Another recent development in crime prevention strategies has been the increasing awareness of the role of citizens. On the one hand, citizens have empiric knowledge and experience of their environment that frequently does not make it to the statistical data of criminal incidence. On the other hand, effective initiatives for crime prevention are those where citizens are heard, empowered, and perceive that their participation matters. Furthermore, these kinds of initiatives integrate aspects that are not in the domain of the police – such as culture and access to education – and tackle the root of security problems, such as socio-economic inequalities.
To improve security in cities an interdisciplinary and multileveled approach is necessary.
The BSFS project
With the above-mentioned elements in mind, the city of Piraeus aims to introduce new approaches on the participatory model of crime prevention and mitigating of perceived insecurity. Collaboration of the urban authority with citizens and urban security stakeholders will be fostered via social and spatial interventions as well as novel technological tools that will be implemented in the frame of the Be Secure – Feel Secure project.
|Port of Piraeus.|
Image source: greeceinvestorguide.com
Piraeus is one of the highest populated cities in Greece, and also the largest and busiest port in the country. The main urban threats are small scale crimes that negatively impact the everyday life of the inhabitants: robberies, pickpocketing, smuggling, etc. Moreover, citizens perceive that urban insecurity is among the main problems of the city.
The playing field presents several challenges, such as:
Low level of social cohesion;
High population density (Piraeus is among the most densely populated cities in Europe);
Degradation of the built environment;
Weak inter-operability among key stakeholders.
…where to begin?
As previously stated, solving security problems requires more than only police-action. As a basis, a strong strategic partnership of local stakeholders and decision-makers. Local actors that otherwise would not interact need to come together and share their perspectives. One of the first milestones of this project has been the establishment of the Local Council for Crime Prevention (LCCP) by the Piraeus Municipal Council in April 2020.
The main objective of the LCCP is the enhancement of social cohesion and solidarity in the Municipality of Piraeus as well as the development of a wide network of stakeholders in order to prevent crime at the local level and enhance citizens’ feeling of security. The LCCP participates actively to the social actions in the context of the BSFS Program.
However, one of the more pressing challenges is citizen participation. To effectively improve insecurity, contact with citizens is key. A common assessment from city dwellers is that public policy lacks concrete action. So, how can the project engage citizens?

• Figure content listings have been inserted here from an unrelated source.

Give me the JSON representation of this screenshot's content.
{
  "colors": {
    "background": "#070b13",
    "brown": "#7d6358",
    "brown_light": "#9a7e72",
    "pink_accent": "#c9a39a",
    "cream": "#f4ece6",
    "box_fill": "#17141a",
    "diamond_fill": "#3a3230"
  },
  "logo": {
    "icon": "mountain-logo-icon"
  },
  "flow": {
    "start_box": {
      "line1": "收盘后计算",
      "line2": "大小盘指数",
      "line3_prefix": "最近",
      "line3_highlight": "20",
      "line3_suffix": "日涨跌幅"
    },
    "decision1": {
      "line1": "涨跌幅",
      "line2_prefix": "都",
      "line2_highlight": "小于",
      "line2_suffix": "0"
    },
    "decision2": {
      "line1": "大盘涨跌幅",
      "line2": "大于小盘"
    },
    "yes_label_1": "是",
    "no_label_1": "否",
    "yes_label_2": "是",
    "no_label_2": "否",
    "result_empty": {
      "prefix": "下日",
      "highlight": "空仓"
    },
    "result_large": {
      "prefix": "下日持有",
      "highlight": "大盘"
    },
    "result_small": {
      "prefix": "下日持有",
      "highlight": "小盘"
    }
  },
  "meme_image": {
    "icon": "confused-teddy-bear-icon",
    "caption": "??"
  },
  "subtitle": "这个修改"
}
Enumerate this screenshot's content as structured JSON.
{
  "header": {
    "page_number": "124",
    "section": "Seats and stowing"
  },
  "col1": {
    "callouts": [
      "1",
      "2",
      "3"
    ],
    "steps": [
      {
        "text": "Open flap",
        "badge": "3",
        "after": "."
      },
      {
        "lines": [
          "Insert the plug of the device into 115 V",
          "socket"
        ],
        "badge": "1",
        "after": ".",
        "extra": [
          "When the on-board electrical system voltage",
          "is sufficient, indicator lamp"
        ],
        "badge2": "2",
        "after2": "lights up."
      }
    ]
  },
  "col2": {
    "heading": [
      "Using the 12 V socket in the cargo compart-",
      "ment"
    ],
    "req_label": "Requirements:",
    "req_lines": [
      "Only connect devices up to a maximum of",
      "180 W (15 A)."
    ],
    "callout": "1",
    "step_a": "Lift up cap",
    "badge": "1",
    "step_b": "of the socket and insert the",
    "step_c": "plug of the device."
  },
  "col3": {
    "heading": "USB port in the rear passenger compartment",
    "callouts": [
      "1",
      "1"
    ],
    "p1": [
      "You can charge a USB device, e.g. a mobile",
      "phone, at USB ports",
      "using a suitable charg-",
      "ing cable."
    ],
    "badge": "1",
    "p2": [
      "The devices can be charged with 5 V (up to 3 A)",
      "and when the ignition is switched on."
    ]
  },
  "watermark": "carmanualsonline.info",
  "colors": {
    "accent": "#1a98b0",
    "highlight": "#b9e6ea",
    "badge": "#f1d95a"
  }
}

For this purpose, the BSFS has launched meetings and training sessions with key institutional and social stakeholders. Actions focused on awareness and training for students and local shop owners have taken place, as well as the implementation of a Victim Support Unit. The project has launched surveys to better understand the perception of citizens regarding insecurity and crime. A question arises: will it be enough?
Jane Jacobs, William H. White, Kevin Lynch and other experts on urban analysis have expressed that the city has to be understood through the experience of the people. When it comes to security, citizens must be able to express their concerns and be heard. These kinds of interactions can be more easily promoted at a city level.
As we can see, the understanding on how to prevent crime has evolved, needing a wide array of stakeholders to collaborate and take action. Facing this challenge, cities are at the forefront to achieve concrete changes that improve quality of life.
In the months to come, we will continue exploring the ways in which this project develops.